Когда через некоторое время в комнату с обычным утренним обходом войдет врач, он обнаружит, что Шопенгауэр полулежит в углу дивана: «легочный удар» (эмболия легочной артерии) быстро и незаметно унесет его из жизни. Его лицо будет совершенно спокойно, без всяких признаков предсмертных мучений.
В день похорон Шопенгауэра будет лить дождь — обстоятельство более чем досадное для тех, кто соберется в тесной комнатке морга, чтобы почтить память усопшего: за десять лет до смерти Шопенгауэр распорядится, чтобы его тело не предавали земле пять дней, до появления очевидных признаков разложения — возможно, посмертный жест мизантропа, а возможно — боязнь летаргического сна. Во время панихиды в покойницкой сделается так душно и распространится такой невыносимый запах, что некоторые будут вынуждены уйти, так и не дослушав утомительной и высокопарной речи Вильгельма Гвиннера, душеприказчика Шопенгауэра, который начнет ее такими словами:
Этот человек, который жил среди нас, оставаясь странником, вызывает в нас редкие чувства. Никто из стоящих здесь не связан с ним узами крови; одиноким он жил, одиноким и умер .
На могиле Шопенгауэра лежит тяжелая плита бельгийского гранита. По воле усопшего, на ней значится только имя «Артур Шопенгауэр» — и «больше ничего: ни даты, ни года, ни единого слова».

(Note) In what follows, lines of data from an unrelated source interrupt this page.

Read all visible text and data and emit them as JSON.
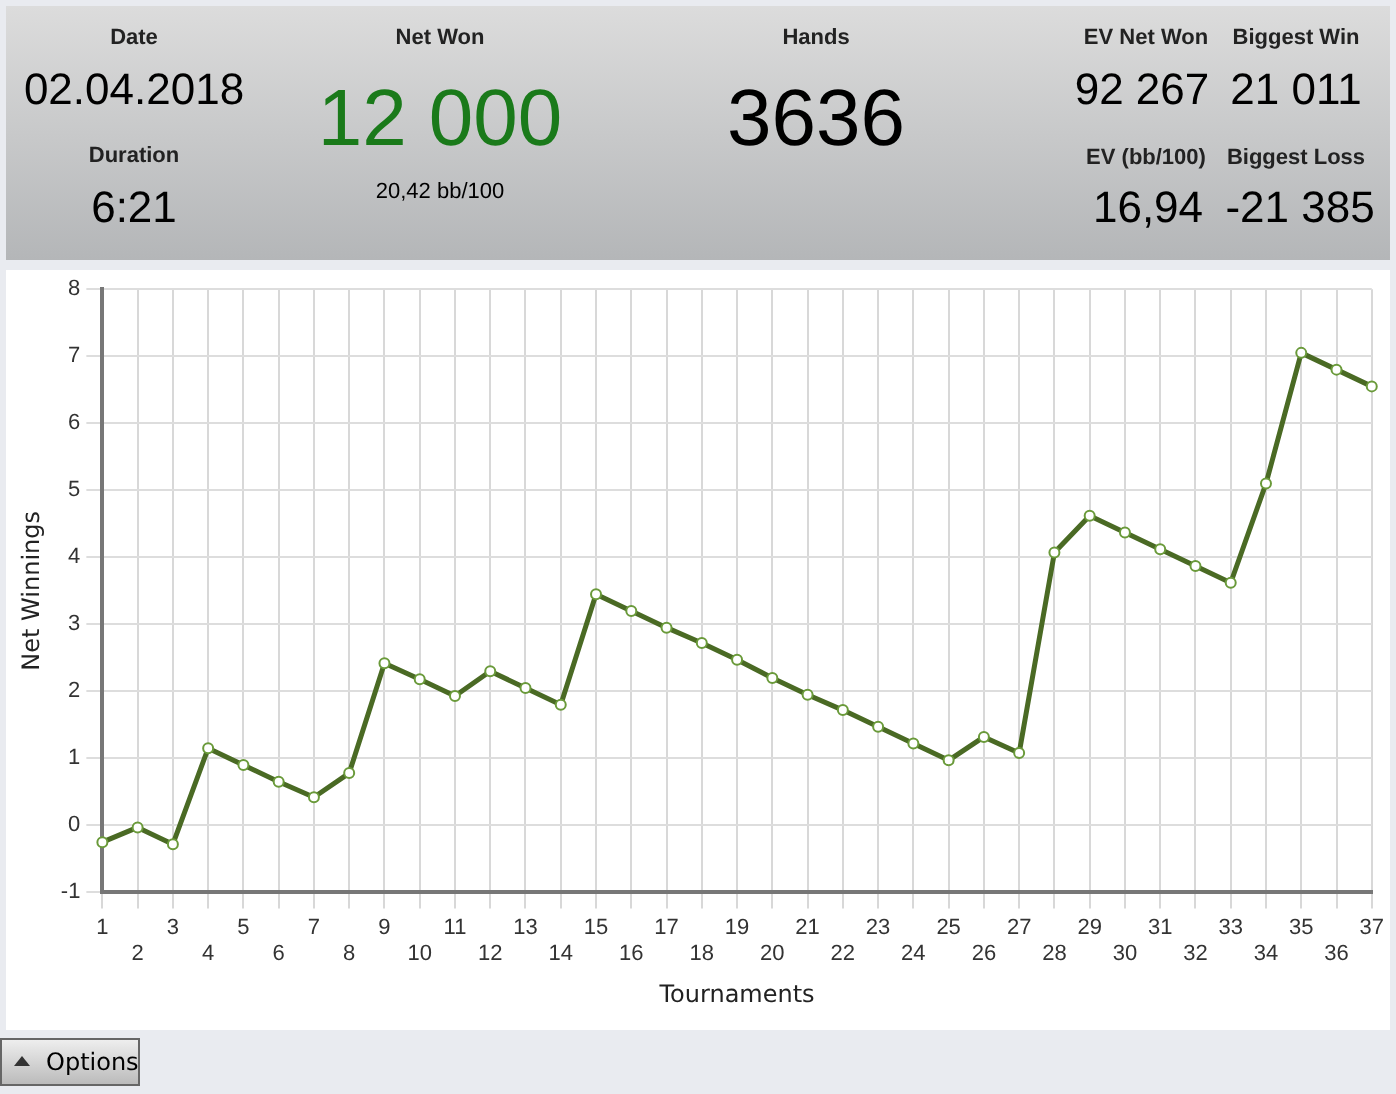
{
  "chart_data": [
    {
      "type": "other",
      "annotations": [
        "Date",
        "02.04.2018",
        "Duration",
        "6:21",
        "Net Won",
        "12 000",
        "20,42 bb/100",
        "Hands",
        "3636",
        "EV Net Won",
        "92 267",
        "EV (bb/100)",
        "16,94",
        "Biggest Win",
        "21 011",
        "Biggest Loss",
        "-21 385",
        "Options"
      ]
    },
    {
      "type": "line",
      "xlabel": "Tournaments",
      "ylabel": "Net Winnings",
      "categories": [
        "1",
        "2",
        "3",
        "4",
        "5",
        "6",
        "7",
        "8",
        "9",
        "10",
        "11",
        "12",
        "13",
        "14",
        "15",
        "16",
        "17",
        "18",
        "19",
        "20",
        "21",
        "22",
        "23",
        "24",
        "25",
        "26",
        "27",
        "28",
        "29",
        "30",
        "31",
        "32",
        "33",
        "34",
        "35",
        "36",
        "37"
      ],
      "series": [
        {
          "color": "#4a6a24",
          "values": [
            -0.25,
            -0.03,
            -0.28,
            1.15,
            0.9,
            0.65,
            0.42,
            0.78,
            2.42,
            2.18,
            1.93,
            2.3,
            2.05,
            1.8,
            3.45,
            3.2,
            2.95,
            2.72,
            2.47,
            2.2,
            1.95,
            1.72,
            1.47,
            1.22,
            0.97,
            1.32,
            1.08,
            4.07,
            4.62,
            4.37,
            4.12,
            3.87,
            3.62,
            5.1,
            7.05,
            6.8,
            6.55
          ]
        }
      ],
      "ylim": [
        -1,
        8
      ],
      "yticks": [
        -1,
        0,
        1,
        2,
        3,
        4,
        5,
        6,
        7,
        8
      ],
      "grid": true,
      "legend": false,
      "marker": "circle",
      "line_style": "solid"
    }
  ]
}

Человек, лежащий под этой скромной могильной плитой, хотел, чтобы его работы сами говорили за него.
Человечество узнало от меня несколько вещей, которые оно никогда не забудет .
Вечернее солнце струилось в широкие раздвинутые окна кафе «Флорио». Из старинного музыкального автомата неслись арии из «Севильского цирюльника», кофейные автоматы с шипеньем пускали дымящиеся молочные струйки в чашки капуччино.

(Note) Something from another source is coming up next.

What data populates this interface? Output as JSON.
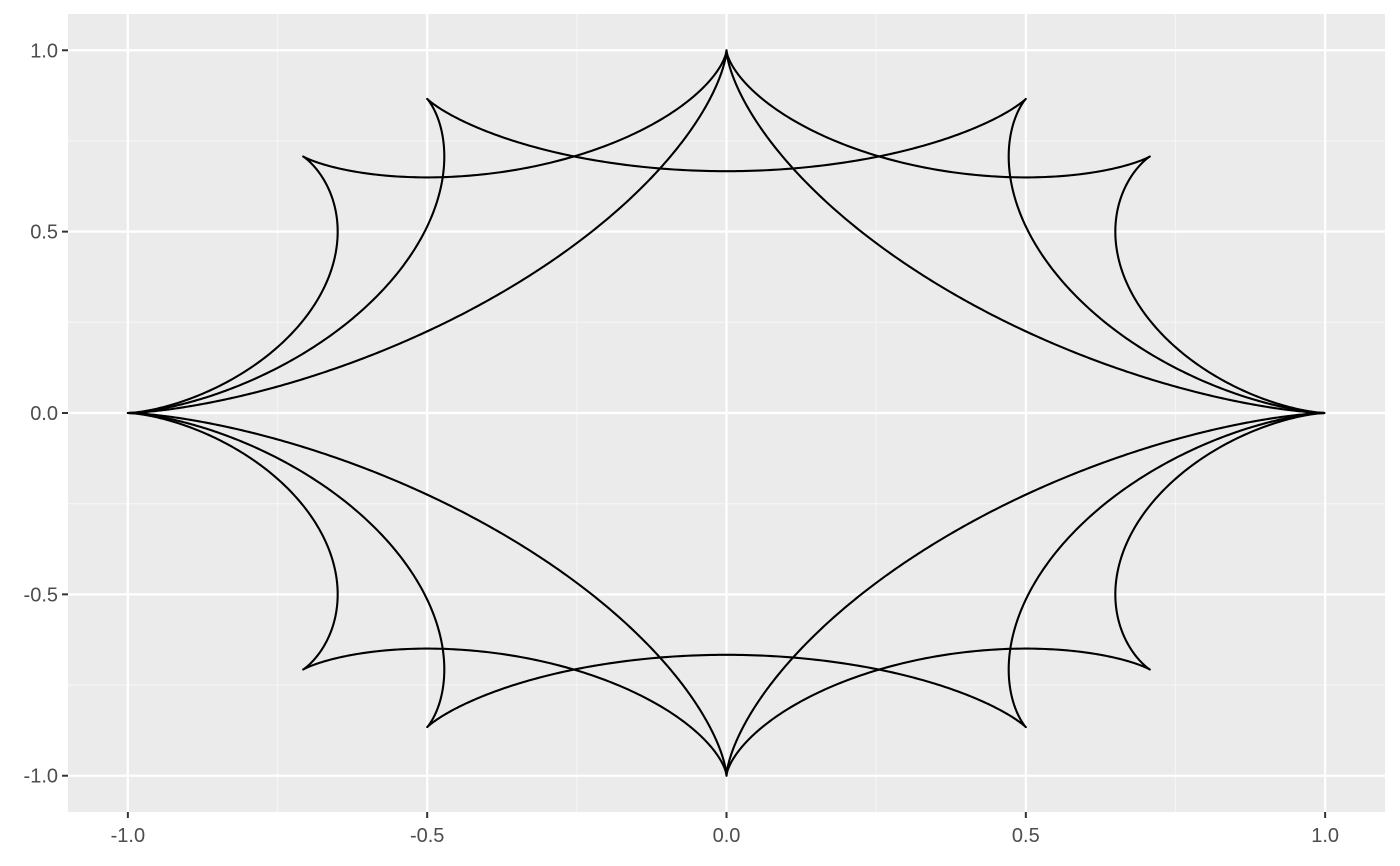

Пэм, Филип и Тони сидели за своим любимым столиком у окна — после смерти Джулиуса они каждую неделю встречались здесь. Первый год группа собиралась регулярно, но вот уже два года как на встречу являлась только эта троица. Филип неожиданно замолчал и, прислушавшись к музыке, замурлыкал что-то себе под нос.
— «Una voce росо fa» — моя любимая, — сказал он, когда они возобновили беседу.

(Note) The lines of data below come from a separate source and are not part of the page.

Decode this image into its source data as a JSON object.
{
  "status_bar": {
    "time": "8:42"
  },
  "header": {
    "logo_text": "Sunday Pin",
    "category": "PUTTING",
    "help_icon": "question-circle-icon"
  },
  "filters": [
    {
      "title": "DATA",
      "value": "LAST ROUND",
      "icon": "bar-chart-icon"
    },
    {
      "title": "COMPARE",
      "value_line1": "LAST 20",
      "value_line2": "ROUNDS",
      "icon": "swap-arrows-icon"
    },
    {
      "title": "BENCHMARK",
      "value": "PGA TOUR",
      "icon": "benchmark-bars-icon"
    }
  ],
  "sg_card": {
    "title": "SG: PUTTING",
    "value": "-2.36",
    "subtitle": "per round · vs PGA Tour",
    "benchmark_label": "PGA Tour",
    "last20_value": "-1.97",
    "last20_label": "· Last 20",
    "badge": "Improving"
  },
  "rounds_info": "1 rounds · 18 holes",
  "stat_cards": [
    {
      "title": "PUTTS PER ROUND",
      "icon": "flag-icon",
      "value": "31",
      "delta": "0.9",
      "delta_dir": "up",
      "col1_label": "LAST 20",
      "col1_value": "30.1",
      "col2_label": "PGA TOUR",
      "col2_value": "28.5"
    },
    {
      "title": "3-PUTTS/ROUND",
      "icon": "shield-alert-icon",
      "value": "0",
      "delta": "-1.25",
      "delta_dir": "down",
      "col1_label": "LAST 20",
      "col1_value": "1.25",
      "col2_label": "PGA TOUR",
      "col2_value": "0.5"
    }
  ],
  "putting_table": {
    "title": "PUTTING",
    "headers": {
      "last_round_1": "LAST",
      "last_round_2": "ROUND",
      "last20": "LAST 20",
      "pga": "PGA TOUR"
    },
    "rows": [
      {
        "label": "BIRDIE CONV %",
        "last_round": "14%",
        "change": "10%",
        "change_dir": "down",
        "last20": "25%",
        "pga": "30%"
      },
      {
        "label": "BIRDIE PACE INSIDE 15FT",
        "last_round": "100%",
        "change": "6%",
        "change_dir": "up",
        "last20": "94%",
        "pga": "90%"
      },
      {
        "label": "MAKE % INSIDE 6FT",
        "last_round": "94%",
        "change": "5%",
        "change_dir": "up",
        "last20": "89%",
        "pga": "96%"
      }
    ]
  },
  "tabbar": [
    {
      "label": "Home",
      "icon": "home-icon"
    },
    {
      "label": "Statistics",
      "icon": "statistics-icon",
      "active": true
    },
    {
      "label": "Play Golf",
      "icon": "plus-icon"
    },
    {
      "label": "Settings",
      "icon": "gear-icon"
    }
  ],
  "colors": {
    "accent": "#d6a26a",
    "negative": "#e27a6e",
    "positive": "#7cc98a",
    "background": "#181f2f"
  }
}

Тони показал свой новенький диплом из вечернего колледжа. Филип объявил, что теперь два раза в неделю ходит в городской шахматный клуб — впервые со смерти отца он сидит за доской с соперником. Пэм похвасталась своим новым другом, специалистом по Мильтону, и рассказала, что каждое воскресенье ездит в Грин-Галч на занятия буддистского центра.
Закончив рассказ, она бросила взгляд на часы.
— Вам пора на выход, парни. — Она оценивающе осмотрела обоих. — В целом неплохо. Вот только твой пиджак, Филип… — она покачала головой, — как бы это помягче сказать, не поражает воображение. Ты в курсе, что вельвет уже двадцать лет не носят? И эти накладки на локтях — боже мой, Филип! В общем, на следующей неделе идем по магазинам. — Она снова внимательно оглядела обоих. — Не волнуйтесь, все будет хорошо. Филип, если разнервничаешься, вспомни про кресла. Не забывайте, что Джулиус любил вас обоих. И я тоже. — Она чмокнула каждого в лоб, оставила на столе двадцатидолларовую бумажку и, пропев «Мой любимый день», вышла.